De la désynchronisation naît une confusion des tons, oscillant maladroitement entre le spectaculaire attendu d’une adaptation de jeu vidéo et la nécessité d’un public grand public imposant une classification PG-13. La rigidité du cadre imposé par le studio a, selon plusieurs voix, étouffé la véritable nature du matériau d’origine :
Ces choix ont été fatals, tant auprès du public — souvent difficilement séduit par les films tirés de jeux vidéo — qu’aux yeux des critique. Borderlands s’est ainsi profondément éloigné des attentes des fans, mais aussi, paradoxalement, des spectateurs traditionnels, qui ont déploré une esthétique intermittente et un récit bancal.
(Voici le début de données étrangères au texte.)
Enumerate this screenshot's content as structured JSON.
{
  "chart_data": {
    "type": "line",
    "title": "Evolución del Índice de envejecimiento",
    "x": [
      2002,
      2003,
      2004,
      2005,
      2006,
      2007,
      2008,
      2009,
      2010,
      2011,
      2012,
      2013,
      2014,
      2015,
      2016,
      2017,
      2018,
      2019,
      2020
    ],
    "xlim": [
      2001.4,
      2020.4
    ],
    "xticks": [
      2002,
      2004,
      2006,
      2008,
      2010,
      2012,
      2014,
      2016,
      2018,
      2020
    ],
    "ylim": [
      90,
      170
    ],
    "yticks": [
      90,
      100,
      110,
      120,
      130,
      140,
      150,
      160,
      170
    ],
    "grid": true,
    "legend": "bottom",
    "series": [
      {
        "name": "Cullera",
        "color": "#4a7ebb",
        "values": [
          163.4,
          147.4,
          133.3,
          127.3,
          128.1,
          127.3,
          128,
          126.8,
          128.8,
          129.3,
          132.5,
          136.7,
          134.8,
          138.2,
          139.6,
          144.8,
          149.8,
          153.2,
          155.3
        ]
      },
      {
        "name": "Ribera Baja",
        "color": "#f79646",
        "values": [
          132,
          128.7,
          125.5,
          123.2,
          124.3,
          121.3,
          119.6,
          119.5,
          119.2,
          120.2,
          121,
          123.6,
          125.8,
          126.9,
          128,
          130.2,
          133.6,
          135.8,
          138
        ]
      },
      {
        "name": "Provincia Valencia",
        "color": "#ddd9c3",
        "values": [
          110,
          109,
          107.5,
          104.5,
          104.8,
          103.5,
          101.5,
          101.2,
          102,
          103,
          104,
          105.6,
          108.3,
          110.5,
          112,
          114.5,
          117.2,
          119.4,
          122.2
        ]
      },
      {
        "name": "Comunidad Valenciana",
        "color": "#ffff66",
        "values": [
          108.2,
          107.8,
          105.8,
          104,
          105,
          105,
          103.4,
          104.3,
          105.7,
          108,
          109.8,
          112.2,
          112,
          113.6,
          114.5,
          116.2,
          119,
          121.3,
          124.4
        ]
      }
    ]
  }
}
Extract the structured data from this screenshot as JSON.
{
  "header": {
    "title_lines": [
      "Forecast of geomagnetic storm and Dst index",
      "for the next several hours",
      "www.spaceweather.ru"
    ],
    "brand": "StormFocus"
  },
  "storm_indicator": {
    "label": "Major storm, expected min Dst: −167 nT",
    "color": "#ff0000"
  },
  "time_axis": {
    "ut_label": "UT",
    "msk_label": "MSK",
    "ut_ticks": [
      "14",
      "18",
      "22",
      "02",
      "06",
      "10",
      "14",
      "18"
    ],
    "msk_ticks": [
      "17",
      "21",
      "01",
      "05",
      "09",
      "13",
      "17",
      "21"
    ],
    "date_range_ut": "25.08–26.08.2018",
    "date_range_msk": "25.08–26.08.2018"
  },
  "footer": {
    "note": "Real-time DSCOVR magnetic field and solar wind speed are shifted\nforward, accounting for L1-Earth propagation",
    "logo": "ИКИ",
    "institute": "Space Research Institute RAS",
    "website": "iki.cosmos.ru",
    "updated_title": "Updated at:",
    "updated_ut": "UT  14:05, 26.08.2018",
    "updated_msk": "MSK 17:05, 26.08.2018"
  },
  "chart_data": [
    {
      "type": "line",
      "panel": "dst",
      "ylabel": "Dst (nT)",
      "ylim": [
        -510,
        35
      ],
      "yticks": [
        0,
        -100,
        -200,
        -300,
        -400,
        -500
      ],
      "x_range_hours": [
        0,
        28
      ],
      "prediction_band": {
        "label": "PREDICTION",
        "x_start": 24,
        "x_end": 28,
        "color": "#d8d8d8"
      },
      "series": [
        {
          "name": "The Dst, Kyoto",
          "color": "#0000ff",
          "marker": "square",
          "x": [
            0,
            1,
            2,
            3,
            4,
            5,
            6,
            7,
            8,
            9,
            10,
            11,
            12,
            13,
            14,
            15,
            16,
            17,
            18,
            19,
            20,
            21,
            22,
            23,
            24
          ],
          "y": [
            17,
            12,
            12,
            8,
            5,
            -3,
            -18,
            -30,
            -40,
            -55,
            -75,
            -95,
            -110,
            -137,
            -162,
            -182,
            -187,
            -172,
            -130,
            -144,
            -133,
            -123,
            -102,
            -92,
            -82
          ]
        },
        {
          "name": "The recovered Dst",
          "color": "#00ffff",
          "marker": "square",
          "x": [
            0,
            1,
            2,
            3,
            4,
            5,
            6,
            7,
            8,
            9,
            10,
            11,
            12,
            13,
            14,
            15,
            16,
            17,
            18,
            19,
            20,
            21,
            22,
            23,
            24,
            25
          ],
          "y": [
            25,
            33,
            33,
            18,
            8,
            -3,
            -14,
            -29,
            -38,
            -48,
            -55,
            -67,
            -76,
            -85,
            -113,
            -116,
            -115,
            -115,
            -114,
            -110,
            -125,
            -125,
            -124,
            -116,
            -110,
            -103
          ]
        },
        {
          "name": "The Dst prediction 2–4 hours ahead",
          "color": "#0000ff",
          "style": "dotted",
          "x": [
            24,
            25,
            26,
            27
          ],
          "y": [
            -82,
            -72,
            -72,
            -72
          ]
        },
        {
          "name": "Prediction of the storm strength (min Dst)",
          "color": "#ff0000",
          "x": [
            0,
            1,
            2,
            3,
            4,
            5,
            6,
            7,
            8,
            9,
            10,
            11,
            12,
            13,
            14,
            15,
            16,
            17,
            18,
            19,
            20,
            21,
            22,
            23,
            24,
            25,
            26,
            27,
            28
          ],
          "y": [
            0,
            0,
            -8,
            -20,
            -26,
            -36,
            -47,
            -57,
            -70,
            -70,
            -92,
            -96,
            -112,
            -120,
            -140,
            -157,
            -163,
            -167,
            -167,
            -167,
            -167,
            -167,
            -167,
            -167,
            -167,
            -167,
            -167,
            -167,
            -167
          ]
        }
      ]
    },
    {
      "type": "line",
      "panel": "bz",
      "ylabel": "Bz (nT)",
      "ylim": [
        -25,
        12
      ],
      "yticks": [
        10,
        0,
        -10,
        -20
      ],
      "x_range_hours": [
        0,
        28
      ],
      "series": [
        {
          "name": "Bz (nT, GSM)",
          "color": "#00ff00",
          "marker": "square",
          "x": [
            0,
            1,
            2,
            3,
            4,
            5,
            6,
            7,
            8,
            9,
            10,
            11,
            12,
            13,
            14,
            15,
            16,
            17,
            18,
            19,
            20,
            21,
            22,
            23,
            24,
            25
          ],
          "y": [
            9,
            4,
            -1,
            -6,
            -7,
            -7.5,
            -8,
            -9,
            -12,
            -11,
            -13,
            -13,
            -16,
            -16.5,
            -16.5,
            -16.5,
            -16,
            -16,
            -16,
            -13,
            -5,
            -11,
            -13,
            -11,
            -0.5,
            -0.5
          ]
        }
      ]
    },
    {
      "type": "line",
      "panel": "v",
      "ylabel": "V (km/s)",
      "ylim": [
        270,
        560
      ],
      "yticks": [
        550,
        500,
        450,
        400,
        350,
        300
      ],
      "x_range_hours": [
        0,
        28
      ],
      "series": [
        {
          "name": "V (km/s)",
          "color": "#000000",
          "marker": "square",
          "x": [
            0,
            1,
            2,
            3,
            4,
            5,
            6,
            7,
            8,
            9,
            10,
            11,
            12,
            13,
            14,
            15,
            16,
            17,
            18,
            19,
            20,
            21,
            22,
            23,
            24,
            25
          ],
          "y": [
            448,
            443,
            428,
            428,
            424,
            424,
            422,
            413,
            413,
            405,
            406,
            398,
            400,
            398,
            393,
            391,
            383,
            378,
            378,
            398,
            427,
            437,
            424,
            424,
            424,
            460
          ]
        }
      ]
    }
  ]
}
En comparaison directe avec d’autres adaptations post-apocalyptiques réussies où un univers cohérent sublime un propos simple, Borderlands reste un exemple d’échec industriel et artistique.
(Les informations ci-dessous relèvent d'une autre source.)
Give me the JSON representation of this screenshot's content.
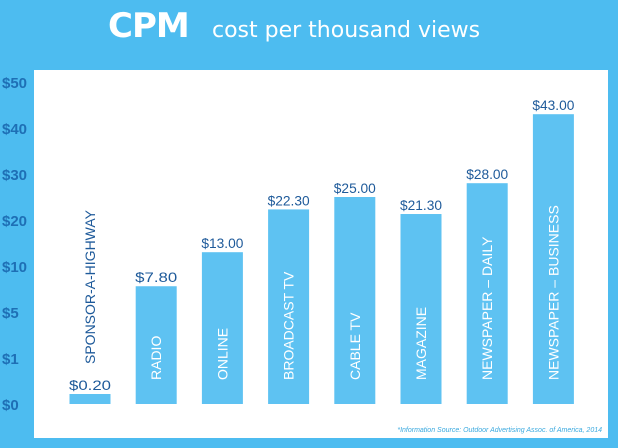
{
  "title": {
    "main": "CPM",
    "sub": "cost per thousand views"
  },
  "source_note": "*Information Source: Outdoor Advertising Assoc. of America, 2014",
  "colors": {
    "background": "#4dbcf0",
    "panel": "#ffffff",
    "bar": "#5ec2f2",
    "axis_text": "#1e6fb5",
    "bar_value_text": "#1e5a9a"
  },
  "chart_data": {
    "type": "bar",
    "categories": [
      "SPONSOR-A-HIGHWAY",
      "RADIO",
      "ONLINE",
      "BROADCAST TV",
      "CABLE TV",
      "MAGAZINE",
      "NEWSPAPER – DAILY",
      "NEWSPAPER – BUSINESS"
    ],
    "values": [
      0.2,
      7.8,
      13.0,
      22.3,
      25.0,
      21.3,
      28.0,
      43.0
    ],
    "value_labels": [
      "$0.20",
      "$7.80",
      "$13.00",
      "$22.30",
      "$25.00",
      "$21.30",
      "$28.00",
      "$43.00"
    ],
    "y_ticks": [
      0,
      1,
      5,
      10,
      20,
      30,
      40,
      50
    ],
    "y_tick_labels": [
      "$0",
      "$1",
      "$5",
      "$10",
      "$20",
      "$30",
      "$40",
      "$50"
    ],
    "y_scale": "nonlinear (ticks evenly spaced)",
    "ylim": [
      0,
      50
    ],
    "grid": false,
    "legend": "none"
  }
}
Dans ce marasme de production, il est légitime de s’interroger sur la place et le ressenti des acteurs, dans un environnement marqué par des changements permanents et une réalisation morcelée. Cate Blanchett, tête d’affiche du film, a-t-elle eu le loisir de visionner la version finale ? L’incertitude plane, mais ce type de situation n’est pas inédit.
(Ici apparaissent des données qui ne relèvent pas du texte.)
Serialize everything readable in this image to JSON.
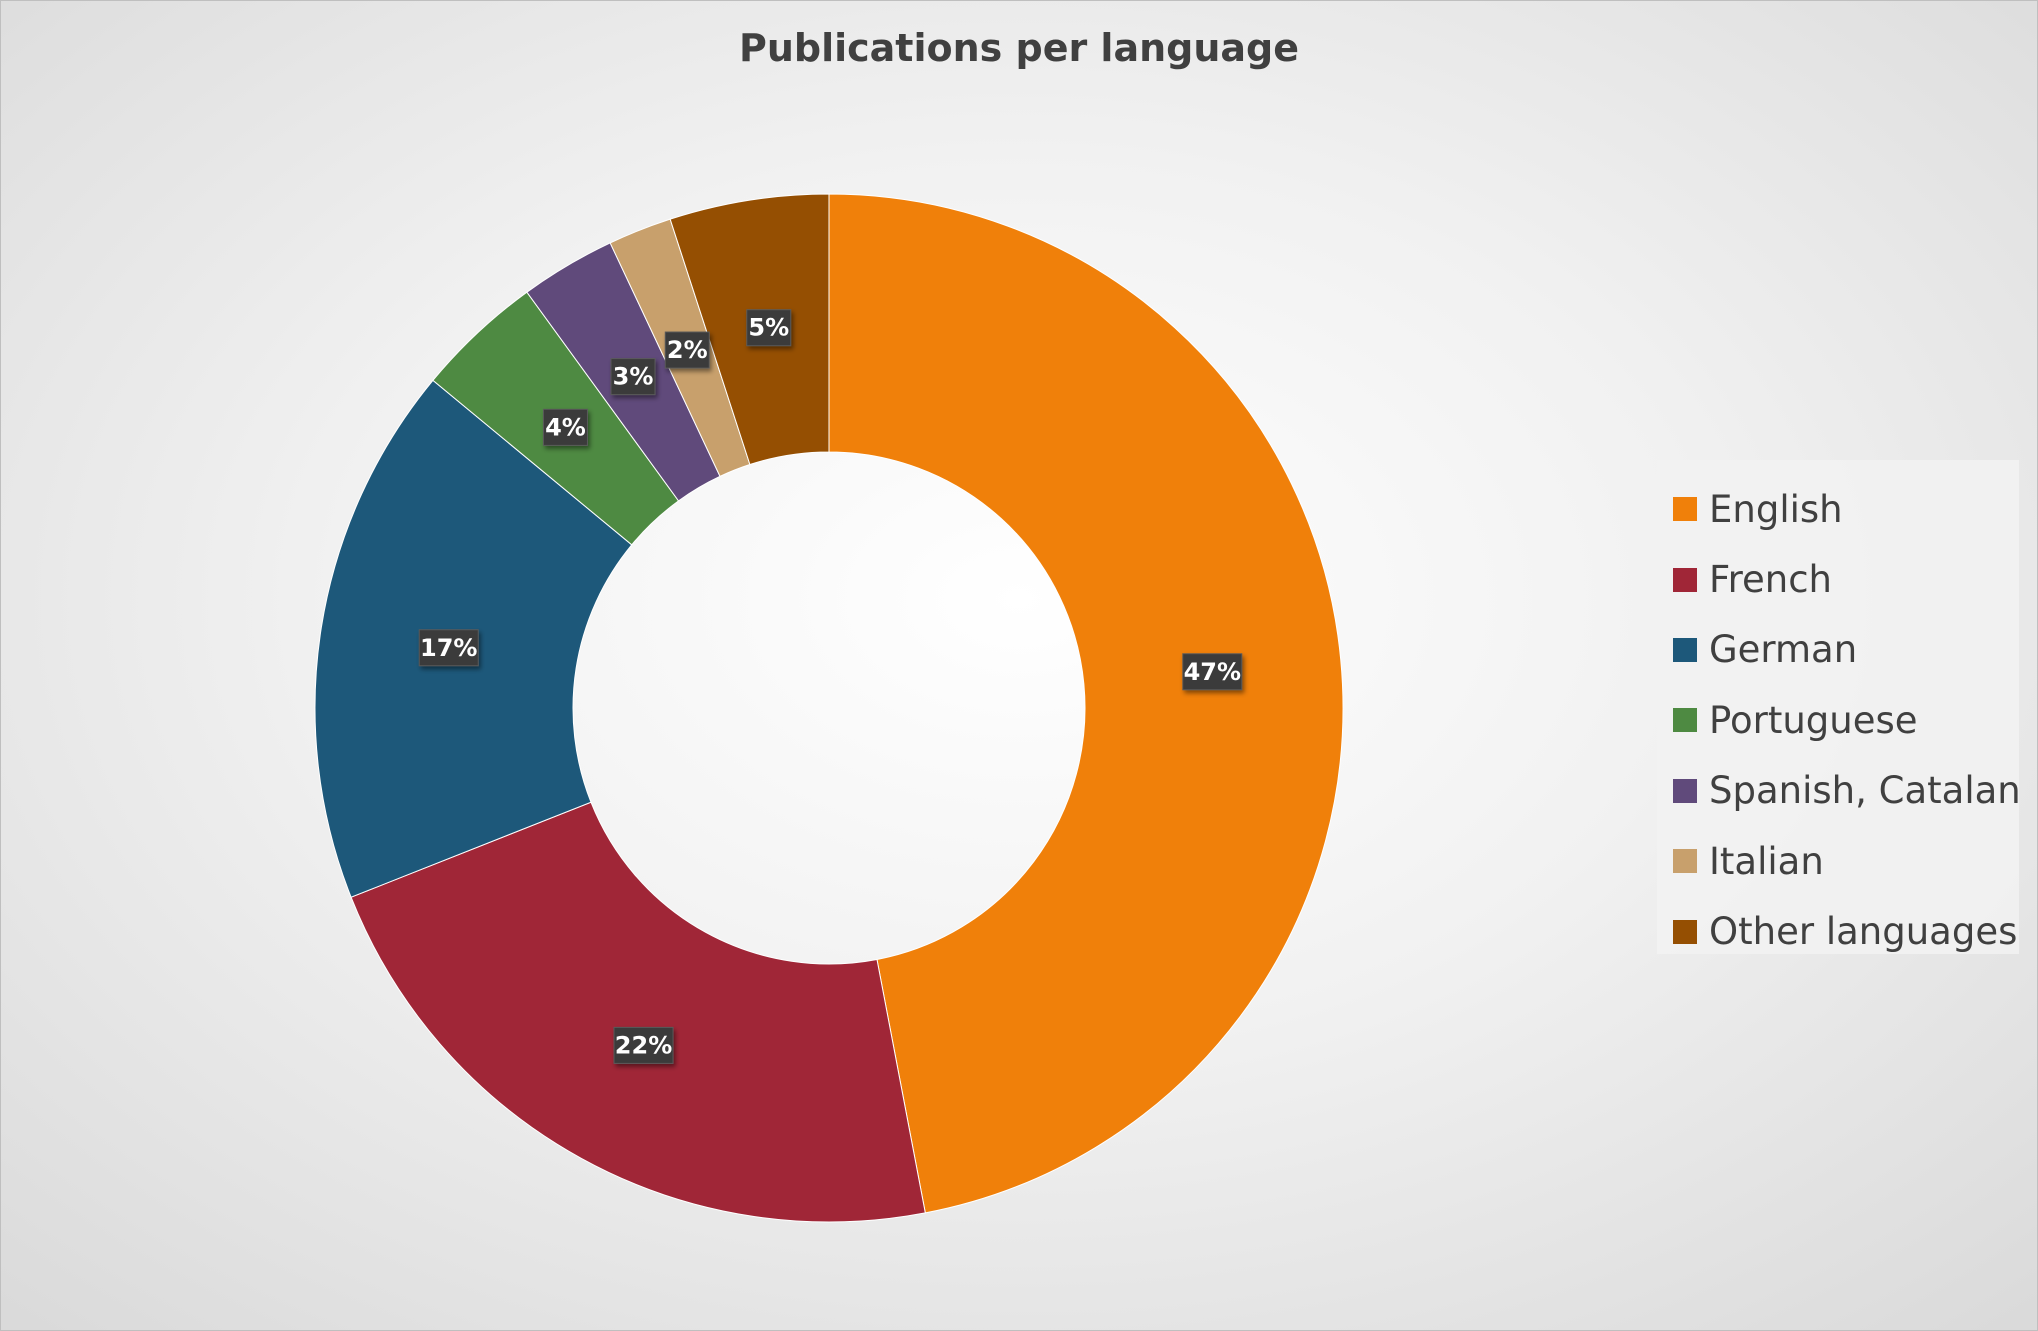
{
  "chart_data": {
    "type": "pie",
    "variant": "doughnut",
    "title": "Publications per language",
    "categories": [
      "English",
      "French",
      "German",
      "Portuguese",
      "Spanish, Catalan",
      "Italian",
      "Other languages"
    ],
    "values": [
      47,
      22,
      17,
      4,
      3,
      2,
      5
    ],
    "data_labels": [
      "47%",
      "22%",
      "17%",
      "4%",
      "3%",
      "2%",
      "5%"
    ],
    "colors": [
      "#f0800a",
      "#a02637",
      "#1d587a",
      "#4e8a42",
      "#604a7b",
      "#c8a06c",
      "#954f02"
    ],
    "legend_position": "right"
  }
}
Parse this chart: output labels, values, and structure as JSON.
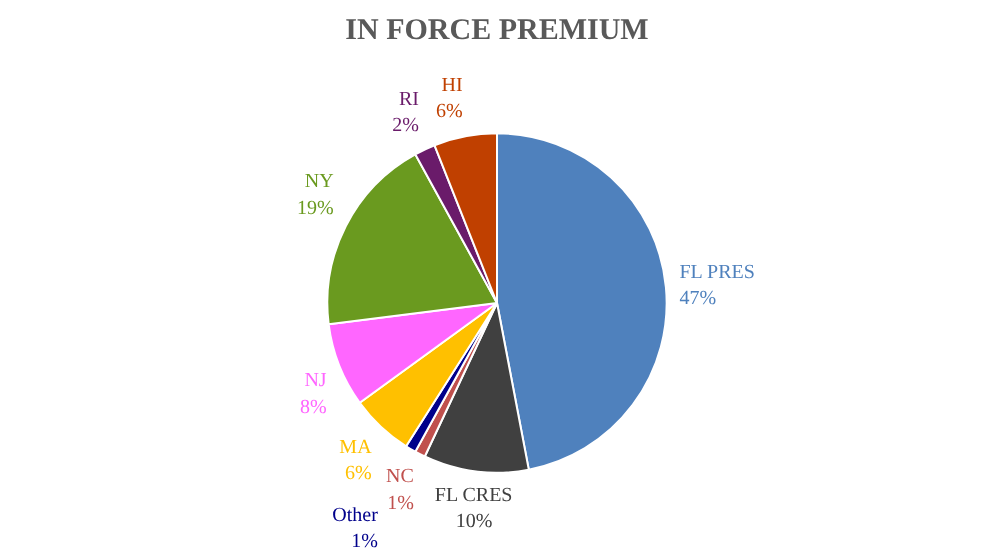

Les acteurs engagés dans de tels projets peuvent se retrouver prisonniers d’un montage impitoyable, d’un reformatage du récit hors de leur contrôle et parfois coupés des phases clefs, comme les reshoots. Ceci influence inévitablement :
Ce contexte met en lumière une autre facette du fiasco : l’investissement émotionnel et professionnel dans un projet hollywoodien, parfois balayé par des forces qui dépassent largement la sphère artistique. Une dynamique que ni les talents, ni les spectateurs ne maîtrisent pleinement.
L’adaptation des jeux vidéo à l’écran a longtemps été le terrain de tous les déboires. Souvent taxée de déconnexion entre le public et la forme narrative, cette filière reste en recherche constante d’un équilibre que peu réussissent à trouver. Borderlands illustre à sa manière les difficultés récurrentes :
À l’opposé, certains projets ambitieux avortés témoignent de la difficulté à croiser vision artistique et viabilité économique dans ce domaine. Borderlands, par ses errances, rappelle que le chemin vers une adaptation réussie est toujours semé d’embûches.
Dans le secteur du cinéma, chaque production porte les stigmates de son échec ou de son succès jusque dans les stratégies stratégiques des studios. Pour Lionsgate, déjà à la peine avec plusieurs titres de 2024, Borderlands marque un point d’inflexion inquiétant. Au-delà des pertes économiques immédiates, le studio doit composer avec :
Cette situation est symptomatique d’une industrie où chaque faux-pas se paie cher et où la course au blockbuster ne laisse que peu de place à l’erreur. Borderlands devient un cas d’école pour les futures productions qui devront mieux intégrer des modèles de travail adaptés en contexte post-COVID.
Enfin, ce sont les leçons profondes que cet échec impose qui retiennent l’attention des experts et observateurs. Plusieurs enseignements récurrents émergent des confidences d’Eli Roth et des analyses au fil des mois :
Ainsi, tout en restant prudent sur le futur des adaptations de jeux vidéo — domaine historiquement sinueux — Borderlands ouvre une voie d’introspection nécessaire pour Hollywood. La quête d’un équilibre entre technologie, vision et contrainte économique sera sans doute l’enjeu principal des prochaines années, comme sait le rappeler la trajectoire passée du cinéma post-apocalyptique réussi.